I was reading a textbook and found the following identity for the triangle given in the picture: $$(m+n)\cot(θ)= m\cot(a)-n\cot(b)$$
I tried to prove it using sine and cosine on the triangles but didn't get an expression that seemed to simplify. How should one prove this rule?
[Math] Proof of cotangent rule in a triangle
geometrytrianglestrigonometry
Best Answer
You can prove this rule using the sine law, which gives the following: $$\frac{n}{\sin b} = \frac{q}{\sin (b+\theta)},$$ $$\frac{m}{\sin a} = \frac{q}{\sin (\theta-a)},$$ where $q$ is the line between both triangles.
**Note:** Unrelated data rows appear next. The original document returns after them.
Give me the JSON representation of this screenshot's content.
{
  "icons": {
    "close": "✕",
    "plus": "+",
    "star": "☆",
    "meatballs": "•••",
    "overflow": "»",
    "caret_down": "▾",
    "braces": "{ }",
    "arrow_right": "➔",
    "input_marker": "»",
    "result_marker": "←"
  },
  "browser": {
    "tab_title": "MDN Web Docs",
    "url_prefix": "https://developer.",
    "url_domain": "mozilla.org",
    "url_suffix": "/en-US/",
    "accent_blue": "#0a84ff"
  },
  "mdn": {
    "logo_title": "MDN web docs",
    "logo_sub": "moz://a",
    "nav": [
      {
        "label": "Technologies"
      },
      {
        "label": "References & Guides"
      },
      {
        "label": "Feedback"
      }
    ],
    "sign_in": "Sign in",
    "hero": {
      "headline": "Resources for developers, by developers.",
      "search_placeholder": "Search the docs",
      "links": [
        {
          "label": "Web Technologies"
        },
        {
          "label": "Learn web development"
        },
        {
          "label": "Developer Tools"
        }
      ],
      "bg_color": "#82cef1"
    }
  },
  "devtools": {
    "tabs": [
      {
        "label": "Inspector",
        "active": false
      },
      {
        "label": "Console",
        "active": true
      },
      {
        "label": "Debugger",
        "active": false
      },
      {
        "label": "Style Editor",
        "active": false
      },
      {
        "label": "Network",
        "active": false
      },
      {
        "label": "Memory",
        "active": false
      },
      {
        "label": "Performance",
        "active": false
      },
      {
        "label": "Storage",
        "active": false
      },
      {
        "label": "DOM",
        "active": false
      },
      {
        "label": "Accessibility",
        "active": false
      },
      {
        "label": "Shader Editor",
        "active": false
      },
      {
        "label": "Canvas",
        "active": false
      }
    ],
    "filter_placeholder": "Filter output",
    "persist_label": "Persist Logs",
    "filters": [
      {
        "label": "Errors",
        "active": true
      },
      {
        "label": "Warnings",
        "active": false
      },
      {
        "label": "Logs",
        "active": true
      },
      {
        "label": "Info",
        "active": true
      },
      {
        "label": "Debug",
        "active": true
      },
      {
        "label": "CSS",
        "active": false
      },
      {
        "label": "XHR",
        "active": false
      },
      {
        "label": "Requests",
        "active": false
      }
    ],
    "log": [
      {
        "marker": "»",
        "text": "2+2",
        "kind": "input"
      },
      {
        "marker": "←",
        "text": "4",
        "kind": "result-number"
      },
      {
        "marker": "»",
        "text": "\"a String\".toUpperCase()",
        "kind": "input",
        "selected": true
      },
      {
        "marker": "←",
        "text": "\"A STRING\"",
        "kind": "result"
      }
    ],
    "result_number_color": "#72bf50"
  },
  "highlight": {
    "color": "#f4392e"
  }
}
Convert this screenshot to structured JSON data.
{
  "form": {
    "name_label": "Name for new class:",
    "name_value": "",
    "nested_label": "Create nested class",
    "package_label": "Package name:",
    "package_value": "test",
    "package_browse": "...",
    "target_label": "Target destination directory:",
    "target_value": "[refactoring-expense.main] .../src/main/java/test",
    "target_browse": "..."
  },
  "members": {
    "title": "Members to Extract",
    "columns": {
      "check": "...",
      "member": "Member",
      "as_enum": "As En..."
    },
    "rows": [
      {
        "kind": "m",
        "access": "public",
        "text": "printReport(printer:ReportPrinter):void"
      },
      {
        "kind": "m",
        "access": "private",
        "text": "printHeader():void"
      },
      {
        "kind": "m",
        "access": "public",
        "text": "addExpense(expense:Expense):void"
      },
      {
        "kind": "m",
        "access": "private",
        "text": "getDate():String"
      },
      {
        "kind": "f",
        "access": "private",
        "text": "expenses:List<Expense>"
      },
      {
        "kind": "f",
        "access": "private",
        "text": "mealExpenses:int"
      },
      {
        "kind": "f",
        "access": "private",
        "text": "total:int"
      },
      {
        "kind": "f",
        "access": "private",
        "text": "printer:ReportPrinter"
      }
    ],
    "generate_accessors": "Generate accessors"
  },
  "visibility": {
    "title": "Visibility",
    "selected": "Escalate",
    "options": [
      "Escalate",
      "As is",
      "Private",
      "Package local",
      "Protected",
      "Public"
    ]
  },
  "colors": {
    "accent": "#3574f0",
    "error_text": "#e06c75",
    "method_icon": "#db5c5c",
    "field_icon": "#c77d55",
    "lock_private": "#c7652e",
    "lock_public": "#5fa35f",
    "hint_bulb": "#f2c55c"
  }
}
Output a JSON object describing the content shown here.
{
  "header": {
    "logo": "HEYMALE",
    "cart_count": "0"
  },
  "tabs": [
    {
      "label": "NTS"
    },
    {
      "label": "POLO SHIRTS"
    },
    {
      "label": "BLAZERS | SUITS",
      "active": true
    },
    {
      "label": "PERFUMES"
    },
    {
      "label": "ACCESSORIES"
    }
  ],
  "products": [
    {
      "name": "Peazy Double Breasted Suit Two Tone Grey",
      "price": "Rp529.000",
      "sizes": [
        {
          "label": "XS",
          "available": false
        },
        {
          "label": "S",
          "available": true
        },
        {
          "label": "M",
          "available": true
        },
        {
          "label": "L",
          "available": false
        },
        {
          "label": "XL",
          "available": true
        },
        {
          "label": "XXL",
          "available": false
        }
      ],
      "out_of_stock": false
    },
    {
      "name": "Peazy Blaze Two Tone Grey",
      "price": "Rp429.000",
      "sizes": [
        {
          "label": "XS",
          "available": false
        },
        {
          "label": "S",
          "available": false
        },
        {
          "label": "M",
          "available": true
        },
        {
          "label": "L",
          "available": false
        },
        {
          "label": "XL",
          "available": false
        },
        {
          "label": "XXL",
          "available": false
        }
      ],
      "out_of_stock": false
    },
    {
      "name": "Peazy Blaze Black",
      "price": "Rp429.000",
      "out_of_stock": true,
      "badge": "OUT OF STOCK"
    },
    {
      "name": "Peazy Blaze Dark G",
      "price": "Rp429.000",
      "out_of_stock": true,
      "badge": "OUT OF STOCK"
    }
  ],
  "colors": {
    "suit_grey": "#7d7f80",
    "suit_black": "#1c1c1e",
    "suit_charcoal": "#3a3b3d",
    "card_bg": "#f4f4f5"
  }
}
If you now write both equations in terms of $q$, you get the following: $$n \frac{\sin (b+\theta)}{\sin b} = m \frac{\sin (\theta-a)}{\sin a}.$$ Now you can use $\sin (\alpha \pm \beta) = \sin \alpha \cos \beta \pm \cos \alpha \sin \beta$ to get: $$n \frac{\sin b \cos \theta + \cos b \sin \theta}{\sin b} = m \frac{\sin \theta \cos a - \cos \theta \sin a}{\sin a}.$$ Simplifying the expression, rearranging the terms and dividing by $\sin \theta$ you get the desired result: $$(m+n) \cot \theta = m \cot a - n \cot b.$$